Posts tagged ‘DEEP’

Public Park Management

As many of you know, my company privately operates public parks and recreation areas.  With costs 50-70% lower than government management, one would think that private operation would be on the table as an option when government recreation budgets face shortfalls**.  However, this is seldom true.  The reason is that you will almost never, ever, ever hear discussion of efficiency improvements in any discussion of public park budgets.  100% of any such discussion will be "how do we find new revenue streams", even when those revenue streams are one or even two orders of magnitude smaller than potential efficiency gains.  When costs have to be cut, they are cut solely by closures and service reductions.

Which is why I smiled when I read this article about Connecticut State Parks sent by a reader:

The effects of state budget cuts will soon be felt at Connecticut’s 109 state parks, including cutbacks in lifeguard staffing and park maintenance and the closure of three state campgrounds.

The $1.8 million in reductions to park operations will take effect after the July Fourth holiday weekend, and Robert Klee, commissioner of the Department of Energy and Environmental Protection, said he expects additional cost-cutting steps next spring.

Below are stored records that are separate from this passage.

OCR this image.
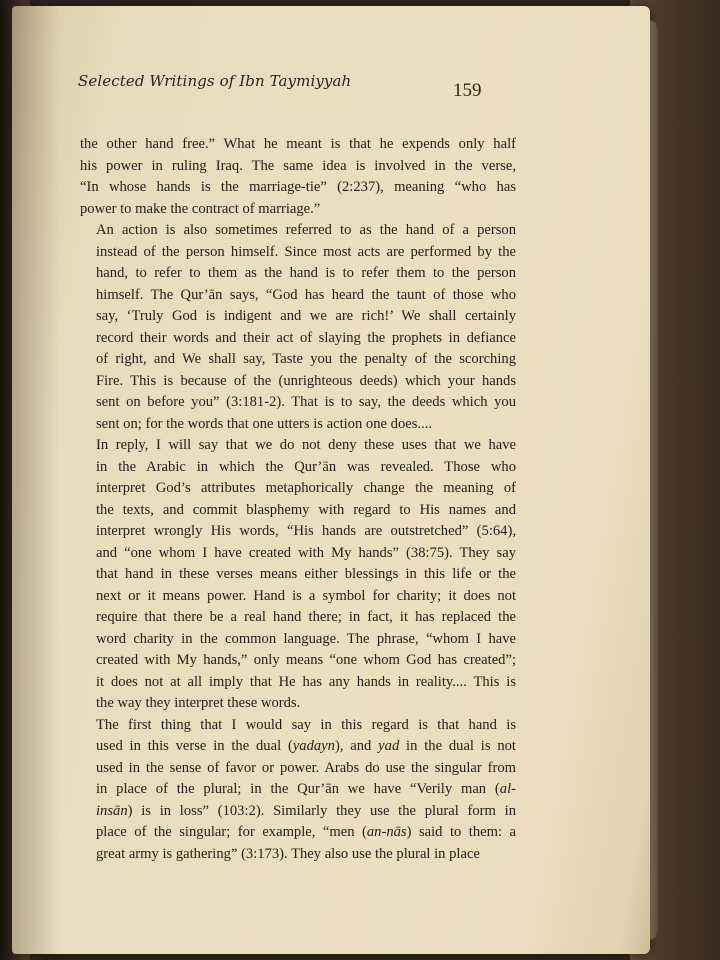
Selected Writings of Ibn Taymiyyah	159

the other hand free.” What he meant is that he expends only half
his power in ruling Iraq. The same idea is involved in the verse,
“In whose hands is the marriage-tie” (2:237), meaning “who has
power to make the contract of marriage.”

An action is also sometimes referred to as the hand of a person
instead of the person himself. Since most acts are performed by the
hand, to refer to them as the hand is to refer them to the person
himself. The Qur’ān says, “God has heard the taunt of those who
say, ‘Truly God is indigent and we are rich!’ We shall certainly
record their words and their act of slaying the prophets in defiance
of right, and We shall say, Taste you the penalty of the scorching
Fire. This is because of the (unrighteous deeds) which your hands
sent on before you” (3:181-2). That is to say, the deeds which you
sent on; for the words that one utters is action one does....

In reply, I will say that we do not deny these uses that we have
in the Arabic in which the Qur’ān was revealed. Those who
interpret God’s attributes metaphorically change the meaning of
the texts, and commit blasphemy with regard to His names and
interpret wrongly His words, “His hands are outstretched” (5:64),
and “one whom I have created with My hands” (38:75). They say
that hand in these verses means either blessings in this life or the
next or it means power. Hand is a symbol for charity; it does not
require that there be a real hand there; in fact, it has replaced the
word charity in the common language. The phrase, “whom I have
created with My hands,” only means “one whom God has created”;
it does not at all imply that He has any hands in reality.... This is
the way they interpret these words.

The first thing that I would say in this regard is that hand is
used in this verse in the dual (yadayn), and yad in the dual is not
used in the sense of favor or power. Arabs do use the singular from
in place of the plural; in the Qur’ān we have “Verily man (al-
insān) is in loss” (103:2). Similarly they use the plural form in
place of the singular; for example, “men (an-nās) said to them: a
great army is gathering” (3:173). They also use the plural in place
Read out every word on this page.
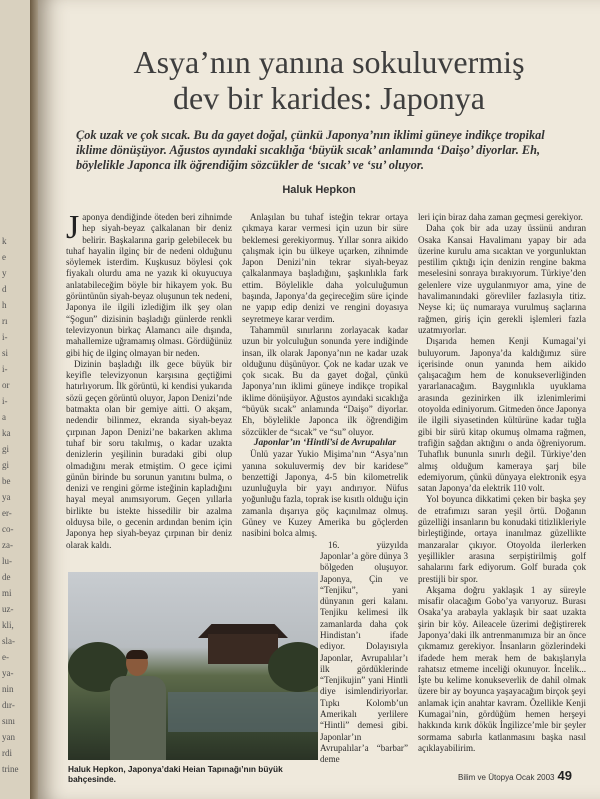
k
e
y
d
h
rı
i-
si
i-
or
i-
a
ka
gi
gi
be
ya
er-
co-
za-
lu-
de
mi
uz-
kli,
sla-
e-
ya-
nin
dır-
sını
yan
rdi
trine
Asya’nın yanına sokuluvermiş
dev bir karides: Japonya

Çok uzak ve çok sıcak. Bu da gayet doğal, çünkü Japonya’nın iklimi güneye indikçe tropikal iklime dönüşüyor. Ağustos ayındaki sıcaklığa ‘büyük sıcak’ anlamında ‘Daişo’ diyorlar. Eh, böylelikle Japonca ilk öğrendiğim sözcükler de ‘sıcak’ ve ‘su’ oluyor.

Haluk Hepkon

Japonya dendiğinde öteden beri zihnimde hep siyah-beyaz çalkalanan bir deniz belirir. Başkalarına garip gelebilecek bu tuhaf hayalin ilginç bir de nedeni olduğunu söylemek isterdim. Kuşkusuz böylesi çok fiyakalı olurdu ama ne yazık ki okuyucuya anlatabileceğim böyle bir hikayem yok. Bu görüntünün siyah-beyaz oluşunun tek nedeni, Japonya ile ilgili izlediğim ilk şey olan “Şogun” dizisinin başladığı günlerde renkli televizyonun birkaç Alamancı aile dışında, mahallemize uğramamış olması. Gördüğünüz gibi hiç de ilginç olmayan bir neden.

Dizinin başladığı ilk gece büyük bir keyifle televizyonun karşısına geçtiğimi hatırlıyorum. İlk görüntü, ki kendisi yukarıda sözü geçen görüntü oluyor, Japon Denizi’nde batmakta olan bir gemiye aitti. O akşam, nedendir bilinmez, ekranda siyah-beyaz çırpınan Japon Denizi’ne bakarken aklıma tuhaf bir soru takılmış, o kadar uzakta denizlerin yeşilinin buradaki gibi olup olmadığını merak etmiştim. O gece içimi günün birinde bu sorunun yanıtını bulma, o denizi ve rengini görme isteğinin kapladığını hayal meyal anımsıyorum. Geçen yıllarla birlikte bu istekte hissedilir bir azalma olduysa bile, o gecenin ardından benim için Japonya hep siyah-beyaz çırpınan bir deniz olarak kaldı.

Anlaşılan bu tuhaf isteğin tekrar ortaya çıkmaya karar vermesi için uzun bir süre beklemesi gerekiyormuş. Yıllar sonra aikido çalışmak için bu ülkeye uçarken, zihnimde Japon Denizi’nin tekrar siyah-beyaz çalkalanmaya başladığını, şaşkınlıkla fark ettim. Böylelikle daha yolculuğumun başında, Japonya’da geçireceğim süre içinde ne yapıp edip denizi ve rengini doyasıya seyretmeye karar verdim.

Tahammül sınırlarını zorlayacak kadar uzun bir yolculuğun sonunda yere indiğinde insan, ilk olarak Japonya’nın ne kadar uzak olduğunu düşünüyor. Çok ne kadar uzak ve çok sıcak. Bu da gayet doğal, çünkü Japonya’nın iklimi güneye indikçe tropikal iklime dönüşüyor. Ağustos ayındaki sıcaklığa “büyük sıcak” anlamında “Daişo” diyorlar. Eh, böylelikle Japonca ilk öğrendiğim sözcükler de “sıcak” ve “su” oluyor.

Japonlar’ın ‘Hintli’si de Avrupalılar

Ünlü yazar Yukio Mişima’nın “Asya’nın yanına sokuluvermiş dev bir karidese” benzettiği Japonya, 4-5 bin kilometrelik uzunluğuyla bir yayı andırıyor. Nüfus yoğunluğu fazla, toprak ise kısıtlı olduğu için zamanla dışarıya göç kaçınılmaz olmuş. Güney ve Kuzey Amerika bu göçlerden nasibini bolca almış.

16. yüzyılda Japonlar’a göre dünya 3 bölgeden oluşuyor. Japonya, Çin ve “Tenjiku”, yani dünyanın geri kalanı. Tenjiku kelimesi ilk zamanlarda daha çok Hindistan’ı ifade ediyor. Dolayısıyla Japonlar, Avrupalılar’ı ilk gördüklerinde “Tenjikujin” yani Hintli diye isimlendiriyorlar. Tıpkı Kolomb’un Amerikalı yerlilere “Hintli” demesi gibi. Japonlar’ın Avrupalılar’a “barbar” deme

leri için biraz daha zaman geçmesi gerekiyor.

Daha çok bir ada uzay üssünü andıran Osaka Kansai Havalimanı yapay bir ada üzerine kurulu ama sıcaktan ve yorgunluktan pestilim çıktığı için denizin rengine bakma meselesini sonraya bırakıyorum. Türkiye’den gelenlere vize uygulanmıyor ama, yine de havalimanındaki görevliler fazlasıyla titiz. Neyse ki; üç numaraya vurulmuş saçlarına rağmen, giriş için gerekli işlemleri fazla uzatmıyorlar.

Dışarıda hemen Kenji Kumagai’yi buluyorum. Japonya’da kaldığımız süre içerisinde onun yanında hem aikido çalışacağım hem de konukseverliğinden yararlanacağım. Baygınlıkla uyuklama arasında gezinirken ilk izlenimlerimi otoyolda ediniyorum. Gitmeden önce Japonya ile ilgili siyasetinden kültürüne kadar tuğla gibi bir sürü kitap okumuş olmama rağmen, trafiğin sağdan aktığını o anda öğreniyorum. Tuhaflık bununla sınırlı değil. Türkiye’den almış olduğum kameraya şarj bile edemiyorum, çünkü dünyaya elektronik eşya satan Japonya’da elektrik 110 volt.

Yol boyunca dikkatimi çeken bir başka şey de etrafımızı saran yeşil örtü. Doğanın güzelliği insanların bu konudaki titizlikleriyle birleştiğinde, ortaya inanılmaz güzellikte manzaralar çıkıyor. Otoyolda ilerlerken yeşillikler arasına serpiştirilmiş golf sahalarını fark ediyorum. Golf burada çok prestijli bir spor.

Akşama doğru yaklaşık 1 ay süreyle misafir olacağım Gobo’ya varıyoruz. Burası Osaka’ya arabayla yaklaşık bir saat uzakta şirin bir köy. Aileacele üzerimi değiştirerek Japonya’daki ilk antrenmanımıza bir an önce çıkmamız gerekiyor. İnsanların gözlerindeki ifadede hem merak hem de bakışlarıyla rahatsız etmeme inceliği okunuyor. İncelik... İşte bu kelime konukseverlik de dahil olmak üzere bir ay boyunca yaşayacağım birçok şeyi anlamak için anahtar kavram. Özellikle Kenji Kumagai’nin, gördüğüm hemen herşeyi hakkında kırık dökük İngilizce’mle bir şeyler sormama sabırla katlanmasını başka nasıl açıklayabilirim.

Haluk Hepkon, Japonya’daki Heian Tapınağı’nın büyük bahçesinde.	Bilim ve Ütopya Ocak 2003 49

DEEP faces an overall $10 million reduction in funding from the state’s general fund.

“By carefully analyzing how and when the public uses our state park system, we will achieve the savings we need while keeping much of what we offer at our 109 parks open and available to the public,’ Klee said.

But park advocates argue these reductions point to the necessity of identifying additional revenue streams to help fund the parks.

“This just underscores the need for these sustainability funds,” said state Sen. Ted Kennedy Jr., the Democratic co-chairman of the legislature’s Environment Committee. Kennedy and other lawmakers have proposed concepts over the years such as expanded park concessions, a tax on disposable plastic bags, higher park rental fees and sponsorships.

The only cost reductions discussed in the article are reductions in service days and hours.    If one were in private industry, one would approach this by identifying all the activities performed by the organization, such as bathroom cleaning and landscaping, and then look at benchmarks to see if others do it less expensively and then try to figure out how they do it less expensively and determine if those methods could be copied.  None of this ever occurs in the public sphere.  The several times I have suggested it in senior meetings, for example in California, the whole room goes quiet and looks at me like I am insane.

 

** In reality, every single government agency running parks has a shortfall, even when their budget is balanced.  Why?  Because virtually no agency, including the big ones like the National Park Service or California State Parks, fully cover all of their capital maintenance costs.  All these agencies have growing deferred maintenance accounts, even when they claim that budgets are nominally balanced.